“Spiritual” and “religious” aren’t synonyms. Don’t let anyone tell you otherwise. If you don’t consider yourself particularly devout, if you don’t read many spiritual books or attend lectures, if you haven’t set foot in a house of worship in years — no matter. You can still take a spiritual approach to business.
The question is, do you want to? And another: Why should you?
The answer to the first question is, “Yes, probably”; to the second, “How much time do you have?”
Try out these nine arguments for taking a spiritual approach to business. You don’t have to walk away a zealot — or even a convert — to appreciate the power of enlightened reflection.
- Setting Priorities Is Easier
You probably know spiritual people who seem to glide effortlessly through life, secure in the strength of their convictions.
They have problems just like the rest of us, but their paths nevertheless seem more certain, better-worn. That’s the power of enlightenment. It might not make things any more certain, but it does have a way of clarifying what needs to happen now and what can be saved for another day.
- It’s Easier to See What’s Really Important
In the same vein, spiritual business leaders are better at separating small matters not to be sweated from hairy problems that require attention and effort. This applies to vision-level principles as well: It’s easier to pursue long-term goals when you have faith that you’re following the right path.
- Your Employees Feel Better About What They Do
In a large organization, employees come from all backgrounds and walks of life. They don’t have to agree with your brand of spiritualism or buy into your point of view. But, even if they’re not interested in imitating your spiritual journey, they’ll no doubt feel better about coming into work each day when they see that you’re truly guided by your convictions, committed to translating those convictions into systematic policies, and willing to lead by example.
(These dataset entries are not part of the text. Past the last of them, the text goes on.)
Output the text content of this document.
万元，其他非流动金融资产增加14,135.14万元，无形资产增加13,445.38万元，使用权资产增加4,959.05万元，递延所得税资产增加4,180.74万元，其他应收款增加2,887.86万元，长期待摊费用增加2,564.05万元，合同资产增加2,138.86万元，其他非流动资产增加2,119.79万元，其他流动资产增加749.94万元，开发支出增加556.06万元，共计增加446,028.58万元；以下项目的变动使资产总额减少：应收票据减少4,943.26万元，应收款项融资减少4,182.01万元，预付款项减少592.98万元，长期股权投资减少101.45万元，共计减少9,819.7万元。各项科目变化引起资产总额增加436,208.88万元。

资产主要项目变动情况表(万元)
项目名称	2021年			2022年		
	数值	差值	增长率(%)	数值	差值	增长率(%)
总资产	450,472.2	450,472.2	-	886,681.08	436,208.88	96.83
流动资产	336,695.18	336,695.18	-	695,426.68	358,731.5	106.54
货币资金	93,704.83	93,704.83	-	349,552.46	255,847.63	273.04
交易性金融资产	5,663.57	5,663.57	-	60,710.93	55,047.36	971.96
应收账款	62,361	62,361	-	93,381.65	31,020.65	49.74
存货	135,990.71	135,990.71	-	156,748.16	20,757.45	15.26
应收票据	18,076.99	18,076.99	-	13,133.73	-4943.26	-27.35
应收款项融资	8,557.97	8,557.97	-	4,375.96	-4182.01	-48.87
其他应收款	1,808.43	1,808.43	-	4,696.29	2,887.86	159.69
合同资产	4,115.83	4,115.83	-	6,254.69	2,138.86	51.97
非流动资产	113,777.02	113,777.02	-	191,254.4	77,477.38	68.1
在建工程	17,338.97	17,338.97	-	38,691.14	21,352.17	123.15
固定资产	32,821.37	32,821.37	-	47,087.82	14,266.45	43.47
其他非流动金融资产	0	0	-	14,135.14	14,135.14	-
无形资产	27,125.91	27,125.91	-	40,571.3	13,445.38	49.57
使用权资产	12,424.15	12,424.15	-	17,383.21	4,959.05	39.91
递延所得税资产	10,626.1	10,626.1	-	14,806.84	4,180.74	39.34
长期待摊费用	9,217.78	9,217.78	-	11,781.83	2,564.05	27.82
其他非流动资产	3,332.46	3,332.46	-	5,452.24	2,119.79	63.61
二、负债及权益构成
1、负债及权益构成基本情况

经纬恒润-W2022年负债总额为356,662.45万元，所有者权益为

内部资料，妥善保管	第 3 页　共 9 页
- Real Conversation Is Easier
Talk is cheap. Conversation is rich. Spiritual business leaders know when to dispense with the former and embrace the latter. They get credit for all that follows: more productive meetings, more effective coaching sessions, and a more pleasant working environment, to name a few.
- You’ll Treat Your Employees Better (And They’ll Be Happier)
“Do unto others.” Just about every spiritual tradition follows some version of the Golden Rule, which has proven its worth again and again throughout history. An organization that uses the Golden Rule as its lodestar is a happier, more fulfilling place for everyone who works there.
- It’s Easier to Play the Long Game
Great baseball players know when to step off the plate and wait for the right pitch. Likewise, spiritual business leaders know that waiting for the right opportunity is just as important as seizing it when it comes. Jumping on the first bad opportunity that comes your way is a recipe for disappointment.
- It’s Better for Your Bottom Line
Countless studies show that companies guided by spiritual precepts come out ahead of those that follow wholly secular paths. The world’s great holy texts might teach us that money isn’t everything, but it’s certainly easier to follow an enlightened path when you’re not constantly wracked by existential worry.
- You’ll Appreciate Your Place in the World
Just as every person has their place in the world, so does every organization. Use the spiritual tools at your disposal to embrace, fulfill, and expand your global role. Lean into your potential — and let your deeds and accomplishments serve as a guiding light for those who follow.
- You’ll See Failure As a True Opportunity
Patience, humility, inner strength. All are characteristics shared by spiritual business leaders, and all help us accept the inescapable conclusion that failure is not an end — it’s a beginning, or at least an opportunity. The seeds of your organization’s next great achievement might just lie in the ruins of its latest disappointment.
Do you take a spiritual approach to business, or are you still committed to a secular mindset?